Here are some of the most popular, SMS-friendly CTAs:

  • Send a link to a petition
    • To help us lobby for higher fines for corporate pollution violations, sign this petition today: [link]
  • Invite subscribers to donate
    • If you’d like to help us fund the clean drinking water project, please consider donating on our website: [link]
  • Share a hashtag they can post to spread awareness
    • To show your support for the fight against deforestation, we invite you to tag us on Instagram and use #MeatlessMonday to inspire less meat consumption!
  • Invite them to reply with user-generated content to help your campaign
    • Text us a selfie of you cleaning up your beaches to be entered into a drawing to win one of our best-selling Mama Earth tees!

As you can see, short and sweet doesn’t have to mean a lack of quality. Just remember, when writing your advocacy text messages:

  • Always capture attention in one sentence.
  • Share your most striking facts in the body of your message, and any supporting information in an attachment.
  • Always end with something a reader can do right at that moment to increase the odds of them taking action.

And in the end, you’ll wind up with a knockout advocacy text.

Did you know if bees go extinct, we won’t be able to grow food like avocados, apples, or onions? Sign this petition today to help us lobby for federal protection of endangered bees: [link]

How to set up advocacy texting for your nonprofit

Now that you have a few tips and tactics on hand, it’s time to get started sending your texts.
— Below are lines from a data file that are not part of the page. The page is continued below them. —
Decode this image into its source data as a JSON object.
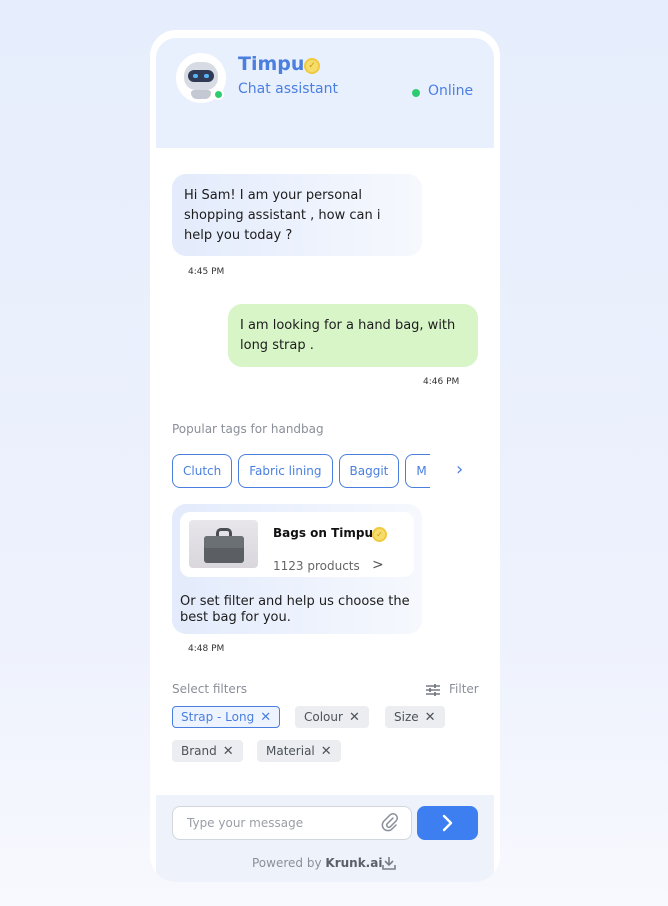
{
  "header": {
    "bot_name": "Timpu",
    "bot_role": "Chat assistant",
    "status": "Online"
  },
  "messages": [
    {
      "from": "bot",
      "text": "Hi Sam! I am your personal shopping assistant , how can i help you today ?",
      "time": "4:45 PM"
    },
    {
      "from": "user",
      "text": "I am looking for a hand bag, with long strap .",
      "time": "4:46 PM"
    }
  ],
  "tags": {
    "title": "Popular tags for handbag",
    "items": [
      "Clutch",
      "Fabric lining",
      "Baggit",
      "M"
    ]
  },
  "product": {
    "title": "Bags on Timpu",
    "count": "1123 products",
    "prompt": "Or set filter and help us choose the best bag for you.",
    "time": "4:48 PM"
  },
  "filters": {
    "title": "Select filters",
    "button_label": "Filter",
    "chips": [
      {
        "label": "Strap - Long",
        "active": true
      },
      {
        "label": "Colour",
        "active": false
      },
      {
        "label": "Size",
        "active": false
      },
      {
        "label": "Brand",
        "active": false
      },
      {
        "label": "Material",
        "active": false
      }
    ]
  },
  "composer": {
    "placeholder": "Type your message"
  },
  "footer": {
    "powered_prefix": "Powered by",
    "brand": "Krunk.ai"
  },
  "colors": {
    "accent": "#4a7fe0",
    "send_button": "#3d7ef0",
    "user_bubble": "#d8f5c8",
    "online": "#2ecc71"
  }
}
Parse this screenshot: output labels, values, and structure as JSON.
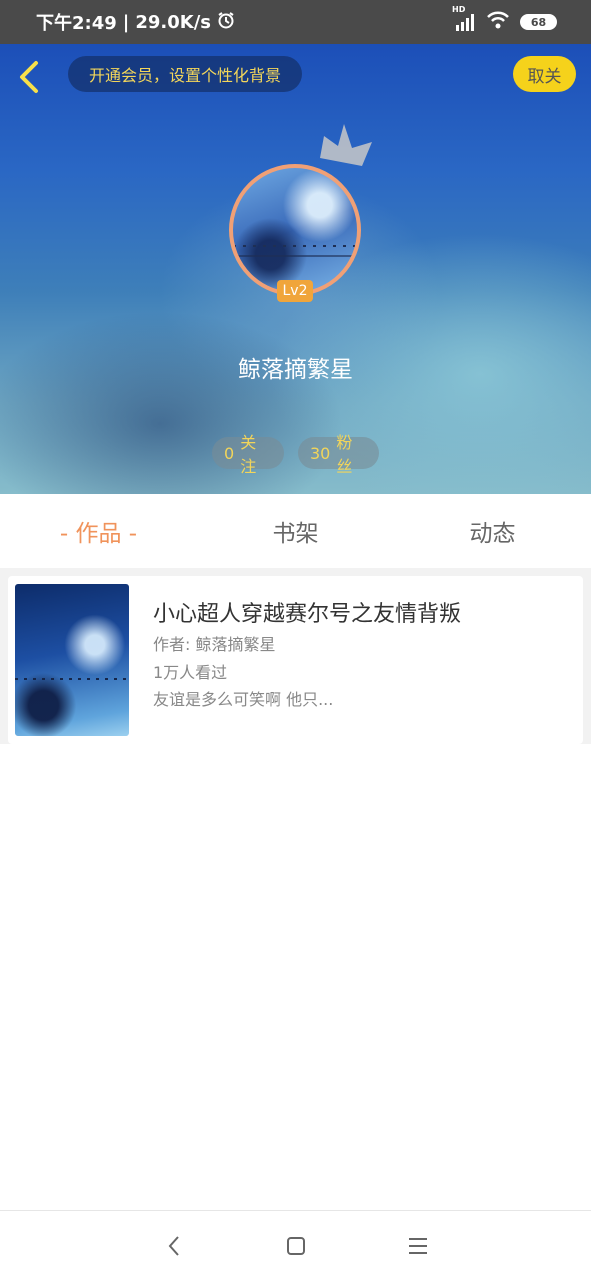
{
  "status_bar": {
    "time": "下午2:49",
    "separator": "|",
    "speed": "29.0K/s",
    "network": "HD",
    "battery": "68"
  },
  "header": {
    "vip_banner": "开通会员，设置个性化背景",
    "unfollow_label": "取关"
  },
  "profile": {
    "level": "Lv2",
    "username": "鲸落摘繁星",
    "following_count": "0",
    "following_label": "关注",
    "fans_count": "30",
    "fans_label": "粉丝"
  },
  "tabs": [
    {
      "label": "- 作品 -",
      "active": true
    },
    {
      "label": "书架",
      "active": false
    },
    {
      "label": "动态",
      "active": false
    }
  ],
  "books": [
    {
      "title": "小心超人穿越赛尔号之友情背叛",
      "author": "作者: 鲸落摘繁星",
      "views": "1万人看过",
      "description": "友谊是多么可笑啊 他只..."
    }
  ],
  "colors": {
    "accent_orange": "#f0935b",
    "accent_yellow": "#f5d21b",
    "vip_text": "#f3d65a"
  }
}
Get your advocacy texts out to your entire audience at once with campaigns.

  1. In your account, find Campaigns on the left-side menu.
  2. Pick New.
  3. Name your campaign and write your message. If you include a link, use the link shortener for easier performance tracking later.
  4. Choose which contact list will receive your message.
  5. Decide whether to send your campaign immediately, schedule it for a future date, or set it as recurring.
Creating an advocacy texting campaign

The inbox

Advocacy texting isn’t just for the masses. You can also use your inbox to manage one-on-one interactions and answer common questions.

  1. From your SimpleTexting account screen, choose Inbox from the left-hand menu.
  2. Open a new conversation or continue an existing one.
  3. Type out your message in the box (or pick a template from the bookmark icon) and send it or schedule it using the clock icon.